Il avait l’habitude d’ouvrir un lit pliant à deux heures, sur lequel il s’allongeait pendant trois quarts d’heure environ. Un jour, j’ai vu qu’il était en train d’étudier et n’était pas couché sur ce lit. Je me suis approché pour lui demander pourquoi il avait modifié son habitude, et il m’a répondu simplement : « Votre jeune fils (il avait trois ans) s’est approché de moi et m’a dit qu’il voulait se coucher sur le lit, alors je suis descendu du lit et je l’ai couché dessus. Votre fils m’a fait étudier davantage de Torah ! » Et il ajouta, un sourire aux lèvres, « qu’il en soit remercié ! » Je me suis approché du lit et j’ai vu mon fils endormi du sommeil du juste…

Cet été-là j’ai vu aussi comment il répondait longuement aux questions sans regarder un livre. Un jour, il m’a laissé regarder une réponse qui était écrite sur dix-sept grands feuillets. J’ai vu qu’il avait tout écrit sans regarder aucun livre.

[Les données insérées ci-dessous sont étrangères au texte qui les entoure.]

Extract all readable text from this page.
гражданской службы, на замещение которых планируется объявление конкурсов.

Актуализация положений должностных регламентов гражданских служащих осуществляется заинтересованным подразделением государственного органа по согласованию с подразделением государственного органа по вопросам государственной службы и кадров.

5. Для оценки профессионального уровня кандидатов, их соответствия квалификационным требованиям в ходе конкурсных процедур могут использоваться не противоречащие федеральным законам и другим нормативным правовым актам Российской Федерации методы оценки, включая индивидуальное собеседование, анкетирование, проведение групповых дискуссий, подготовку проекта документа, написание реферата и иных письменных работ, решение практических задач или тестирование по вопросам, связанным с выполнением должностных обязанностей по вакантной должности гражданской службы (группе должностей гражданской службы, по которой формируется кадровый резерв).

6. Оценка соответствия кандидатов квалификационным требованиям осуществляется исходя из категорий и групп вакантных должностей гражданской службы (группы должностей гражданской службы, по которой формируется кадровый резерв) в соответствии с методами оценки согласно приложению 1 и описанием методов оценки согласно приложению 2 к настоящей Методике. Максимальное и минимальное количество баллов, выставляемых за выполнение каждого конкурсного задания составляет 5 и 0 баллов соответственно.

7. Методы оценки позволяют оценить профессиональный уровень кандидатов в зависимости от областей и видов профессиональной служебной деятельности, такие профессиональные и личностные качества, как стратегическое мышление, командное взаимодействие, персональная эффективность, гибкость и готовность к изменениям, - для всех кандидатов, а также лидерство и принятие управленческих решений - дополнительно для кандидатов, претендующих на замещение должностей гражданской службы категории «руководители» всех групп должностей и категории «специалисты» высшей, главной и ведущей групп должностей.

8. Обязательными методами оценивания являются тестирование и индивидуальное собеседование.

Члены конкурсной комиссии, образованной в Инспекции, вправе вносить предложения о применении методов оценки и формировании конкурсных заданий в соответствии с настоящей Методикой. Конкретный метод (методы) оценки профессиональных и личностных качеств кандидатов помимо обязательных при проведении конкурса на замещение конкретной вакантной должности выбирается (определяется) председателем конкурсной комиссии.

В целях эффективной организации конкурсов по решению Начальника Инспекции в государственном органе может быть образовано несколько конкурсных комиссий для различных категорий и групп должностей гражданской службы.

A Ticha BeAv, il faisait attention à respecter toutes les coutumes écrites dans le Choul’han Aroukh. Après la prière et la récitation des chants de deuil, que l’on disait presque jusqu’à midi, il demanda qu’on lise le livre des Lamentations. Nous lui répondîmes qu’il n’y avait là personne qui sache le lire. Immédiatement, il s’assit par terre et nous lut le livre des Lamentations. Ensuite il voulut aller au cimetière. Craignant pour sa santé, je lui dis que le chemin du cimetière était très long et que c’était une journée très chaude. Il insista et voulut absolument accomplir cette coutume. Il est superflu de dire que j’ai respecté son désir.

La nuit, après la prière du soir, nous nous asseyions sous un arbre pour discuter des nouvelles de la journée. On voyait qu’il voulait se reposer un peu après une difficile journée d’écriture. Cette été-là, il préparait ses cours pour l’impression. Il me dit : « J’ai des commentaires sur tout le Talmud et sur l’ordre Zeraïm du Yérouchalmi. »

Bien qu’il consacrât ses jours et ses nuits à l’étude de la Torah et à l’écriture de ses livres, Iggerot Moché et Diberot Moché, Rabbi Moché était toujours prêt à aider le prochain. Il avait l’habitude de visiter des foyers juifs aux jours de la joie et aux jours de deuil. Même quand il était très malade, sa maison était ouverte aux visiteurs. Dans les derniers jours de sa vie, il dit à sa famille : « Je n’ai plus de force, je ne peux plus prendre de décision halakhique. » Apparemment, c’est comme s’il avait dit : « Mon rôle dans la vie est terminé. »

Huit ans avant sa mort, les médecins décidèrent de lui greffer un régulateur cardiaque. Il demanda qu’on lui donne le temps d’y réfléchir. Il invoquait la raison que bientôt le Machia’h allait venir et que le Sanhédrin reviendrait à sa place au Lichkat HaGazit. Il ne savait pas s’il pourrait siéger au Sanhédrin, car la halakhah est qu’on ne laisse pas siéger un homme infirme, et il se demandait si un homme qui porte un régulateur est considéré comme un infirme ou pas.

Il réfléchit et décida que c’était permis. Mais à cause de nos fautes, il fut emporté avant la venue du Machia’h.

Son cercueil fut inhumé à Har HaMenou’hot à Jérusalem, à côté des tombes du Admor de Belz et du gaon de Tchibin.